Lists popular TV shows based on viewership or IMDb ratings.
Offers insights into which shows drive Netflix’s global viewership and popularity.

### Data Overview:

The project uses Netflix data spanning from 2018 to 2020, covering the following aspects:

Total Revenue and Subscribers: Includes detailed information on revenue growth and subscriber numbers, segmented by year.

IMDb Ratings: Data on genre ratings based on viewer feedback on IMDb, focusing on the top 10 rated genres.

Content Releases: A breakdown of the total number of shows and movies released by Netflix each year.

Country Productions: Data on content production by country, identifying the top regions contributing to Netflix’s original content.

Popular TV Shows: A list of high-performing TV shows based on either ratings or viewership.

### Dashboard Features:

Revenue and Subscriber Growth: A line graph showing the increase in Netflix’s revenue and subscriber base from 2018 to 2020.

Top Genres by IMDb Ratings: A bar chart highlighting the top 10 genres rated on IMDb, helping users identify viewer preferences.

Yearly Content Release: A timeline visualization that tracks the number of new shows and movies released by Netflix each year.

Country Production: A map showing the distribution of Netflix’s original content production by country, offering a global view of content creation.

Popular TV Shows: A list of top TV shows, with additional filtering options to explore different genres, ratings, or regions.

### Technologies Used:

Tableau Desktop: For creating interactive visualizations and dashboards.

IMDb Data: For gathering ratings and genre information.

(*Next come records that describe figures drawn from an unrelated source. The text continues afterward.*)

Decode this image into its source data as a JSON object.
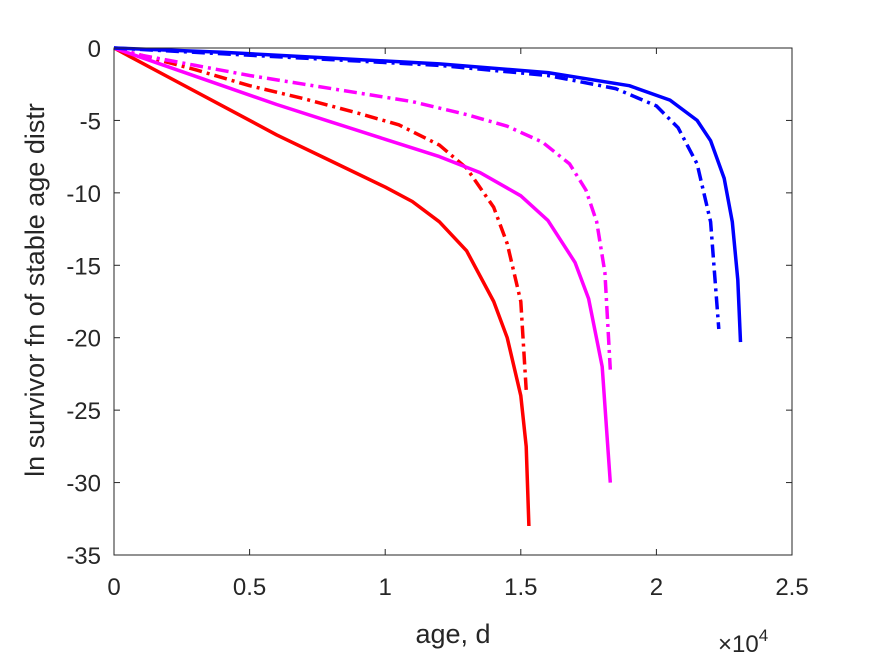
{
  "chart_data": {
    "type": "line",
    "title": "",
    "xlabel": "age, d",
    "ylabel": "ln survivor fn of stable age distr",
    "x_multiplier_label": "×10",
    "x_multiplier_exponent": "4",
    "xlim": [
      0,
      25000
    ],
    "ylim": [
      -35,
      0
    ],
    "xticks": [
      0,
      5000,
      10000,
      15000,
      20000,
      25000
    ],
    "xtick_labels": [
      "0",
      "0.5",
      "1",
      "1.5",
      "2",
      "2.5"
    ],
    "yticks": [
      0,
      -5,
      -10,
      -15,
      -20,
      -25,
      -30,
      -35
    ],
    "ytick_labels": [
      "0",
      "-5",
      "-10",
      "-15",
      "-20",
      "-25",
      "-30",
      "-35"
    ],
    "grid": false,
    "legend": "none",
    "series": [
      {
        "color": "#ff0000",
        "style": "solid",
        "x": [
          0,
          2000,
          4000,
          6000,
          8000,
          10000,
          11000,
          12000,
          13000,
          14000,
          14500,
          15000,
          15200,
          15300
        ],
        "y": [
          0,
          -2,
          -4,
          -6,
          -7.8,
          -9.6,
          -10.6,
          -12,
          -14,
          -17.5,
          -20,
          -24,
          -27.5,
          -33
        ]
      },
      {
        "color": "#ff0000",
        "style": "dashdot",
        "x": [
          0,
          1000,
          3000,
          5000,
          7000,
          9000,
          10500,
          12000,
          13000,
          14000,
          14500,
          15000,
          15200
        ],
        "y": [
          0,
          -0.5,
          -1.5,
          -2.6,
          -3.5,
          -4.5,
          -5.3,
          -6.7,
          -8.3,
          -11,
          -13.5,
          -17.5,
          -23.6
        ]
      },
      {
        "color": "#ff00ff",
        "style": "solid",
        "x": [
          0,
          2000,
          4000,
          6000,
          8000,
          10000,
          12000,
          13500,
          15000,
          16000,
          17000,
          17500,
          18000,
          18300
        ],
        "y": [
          0,
          -1.3,
          -2.6,
          -3.9,
          -5.1,
          -6.3,
          -7.5,
          -8.6,
          -10.2,
          -11.9,
          -14.8,
          -17.3,
          -22,
          -30
        ]
      },
      {
        "color": "#ff00ff",
        "style": "dashdot",
        "x": [
          0,
          1000,
          3000,
          5000,
          7000,
          9000,
          11000,
          13000,
          14500,
          15800,
          16800,
          17400,
          17800,
          18100,
          18300
        ],
        "y": [
          0,
          -0.5,
          -1.2,
          -1.9,
          -2.5,
          -3.1,
          -3.7,
          -4.6,
          -5.4,
          -6.5,
          -8,
          -9.8,
          -12,
          -15.5,
          -22.2
        ]
      },
      {
        "color": "#0000ff",
        "style": "solid",
        "x": [
          0,
          4000,
          8000,
          12000,
          16000,
          19000,
          20500,
          21500,
          22000,
          22500,
          22800,
          23000,
          23100
        ],
        "y": [
          0,
          -0.3,
          -0.7,
          -1.1,
          -1.7,
          -2.6,
          -3.6,
          -5,
          -6.4,
          -9,
          -12,
          -16,
          -20.3
        ]
      },
      {
        "color": "#0000ff",
        "style": "dashdot",
        "x": [
          0,
          4000,
          8000,
          12000,
          16000,
          18500,
          20000,
          20800,
          21500,
          22000,
          22300
        ],
        "y": [
          0,
          -0.4,
          -0.8,
          -1.2,
          -1.9,
          -2.8,
          -4,
          -5.5,
          -8,
          -12,
          -19.4
        ]
      }
    ]
  }
}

Netflix Subscriber Data: For analyzing subscriber growth and revenue trends.

### How to Use:

Clone the repository and open the Tableau Workbook file.

Explore the various dashboards and visualizations to gain insights into Netflix’s growth, top genres, and production trends.

Interact with the filters to customize the visualizations based on specific countries, years, or genres.

### Future Enhancements:

Integrate more data on user engagement metrics such as total watch hours.

Add machine learning models to predict future subscriber growth based on historical trends.

Expand the analysis to include comparisons with competitors like Disney+ and Hulu.